About a year ago, I met with the benefits manager for a large New Jersey pharmaceutical company who was concerned that the Cesarean Section rate for her employees was around 40%. As a follow-up, she shared data on the number of employee births and the hospitals where the births took place. The total for the year was less than 20 births. While each birth is important, and while the costs to employers can be significant for each birth, 20 or even fewer births does not create the market power needed to create lasting change.
But if an even larger purchaser, the largest purchaser in the state, demanded change and built that change into its benefit designs and contracts then change and improvements to maternity care would happen across all hospital systems and communities. We’ve seen exactly that happen in California and other places.
We could see that change here as well.
I encourage you all to read the National Partnership Blueprint Strategy #1 and to also review the Quality Institute’s Medicaid 2.0 Blueprint for the Future, Recommendation #21 a., where we call for similar payment reforms, such as building a maternity episode of care and supporting programs such as Strong Start, maternity medical homes, community health workers, and other supports for improving maternity care.
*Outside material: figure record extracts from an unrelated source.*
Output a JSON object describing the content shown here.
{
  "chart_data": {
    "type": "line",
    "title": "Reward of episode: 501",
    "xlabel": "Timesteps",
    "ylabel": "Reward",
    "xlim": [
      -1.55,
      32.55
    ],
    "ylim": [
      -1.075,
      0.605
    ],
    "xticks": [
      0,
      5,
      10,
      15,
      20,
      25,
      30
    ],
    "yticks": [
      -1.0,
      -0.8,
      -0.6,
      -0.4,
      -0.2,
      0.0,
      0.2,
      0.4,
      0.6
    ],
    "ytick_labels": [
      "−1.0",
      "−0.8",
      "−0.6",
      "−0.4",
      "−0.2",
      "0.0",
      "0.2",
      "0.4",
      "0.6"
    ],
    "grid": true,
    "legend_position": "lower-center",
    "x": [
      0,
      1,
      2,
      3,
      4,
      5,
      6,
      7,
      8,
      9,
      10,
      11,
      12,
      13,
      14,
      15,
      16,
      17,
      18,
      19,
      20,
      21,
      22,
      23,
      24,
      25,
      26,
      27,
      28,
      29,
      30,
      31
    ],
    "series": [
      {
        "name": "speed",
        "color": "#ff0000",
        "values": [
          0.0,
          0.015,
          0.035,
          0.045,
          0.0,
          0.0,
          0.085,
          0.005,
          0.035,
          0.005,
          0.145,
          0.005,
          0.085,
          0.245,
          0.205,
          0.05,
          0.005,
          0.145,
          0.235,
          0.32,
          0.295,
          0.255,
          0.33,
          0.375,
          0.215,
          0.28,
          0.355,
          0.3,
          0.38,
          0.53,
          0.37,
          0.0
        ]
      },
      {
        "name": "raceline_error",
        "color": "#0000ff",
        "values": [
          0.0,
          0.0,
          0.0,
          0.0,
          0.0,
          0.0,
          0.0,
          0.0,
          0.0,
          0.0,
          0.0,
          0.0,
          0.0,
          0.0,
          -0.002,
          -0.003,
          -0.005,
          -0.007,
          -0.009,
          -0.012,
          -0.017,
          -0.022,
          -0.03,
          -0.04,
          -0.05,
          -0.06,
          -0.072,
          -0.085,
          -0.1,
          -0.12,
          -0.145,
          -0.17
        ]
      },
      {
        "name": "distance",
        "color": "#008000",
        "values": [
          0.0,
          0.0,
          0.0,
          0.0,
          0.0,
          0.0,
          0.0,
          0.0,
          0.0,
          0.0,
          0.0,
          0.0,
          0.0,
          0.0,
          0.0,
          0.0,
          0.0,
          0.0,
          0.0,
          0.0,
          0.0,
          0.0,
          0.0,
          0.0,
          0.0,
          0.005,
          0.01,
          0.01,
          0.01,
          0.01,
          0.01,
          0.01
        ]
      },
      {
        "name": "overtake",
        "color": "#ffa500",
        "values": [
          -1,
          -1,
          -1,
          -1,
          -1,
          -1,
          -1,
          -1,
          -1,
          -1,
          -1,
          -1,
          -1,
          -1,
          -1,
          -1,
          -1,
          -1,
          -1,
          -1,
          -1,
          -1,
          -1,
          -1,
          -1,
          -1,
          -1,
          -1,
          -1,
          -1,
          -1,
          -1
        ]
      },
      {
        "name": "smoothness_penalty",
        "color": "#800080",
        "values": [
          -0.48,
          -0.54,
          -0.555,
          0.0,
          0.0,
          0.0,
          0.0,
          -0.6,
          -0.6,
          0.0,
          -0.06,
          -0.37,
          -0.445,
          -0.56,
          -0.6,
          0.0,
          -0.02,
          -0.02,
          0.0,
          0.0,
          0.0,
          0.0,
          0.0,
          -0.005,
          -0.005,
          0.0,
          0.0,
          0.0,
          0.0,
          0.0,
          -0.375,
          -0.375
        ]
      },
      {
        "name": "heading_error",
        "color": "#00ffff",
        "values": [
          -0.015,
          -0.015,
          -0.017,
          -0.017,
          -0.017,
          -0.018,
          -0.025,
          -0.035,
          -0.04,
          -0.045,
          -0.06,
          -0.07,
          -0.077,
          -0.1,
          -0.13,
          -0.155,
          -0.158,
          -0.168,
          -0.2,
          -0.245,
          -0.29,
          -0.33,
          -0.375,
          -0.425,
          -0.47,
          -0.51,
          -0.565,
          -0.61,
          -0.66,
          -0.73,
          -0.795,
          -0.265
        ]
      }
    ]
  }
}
Our traditional fee-for-service payment models foster care that generates payments regardless of quality outcomes or the value or need for services. Well-designed payment models will support higher quality and value care. The State, through Medicaid and the State Health Benefits Program, pays for over half of all births in New Jersey. Our state is a payer with some serious leverage. Let’s get going. I encourage you to join me in this call to action and to read these blueprints.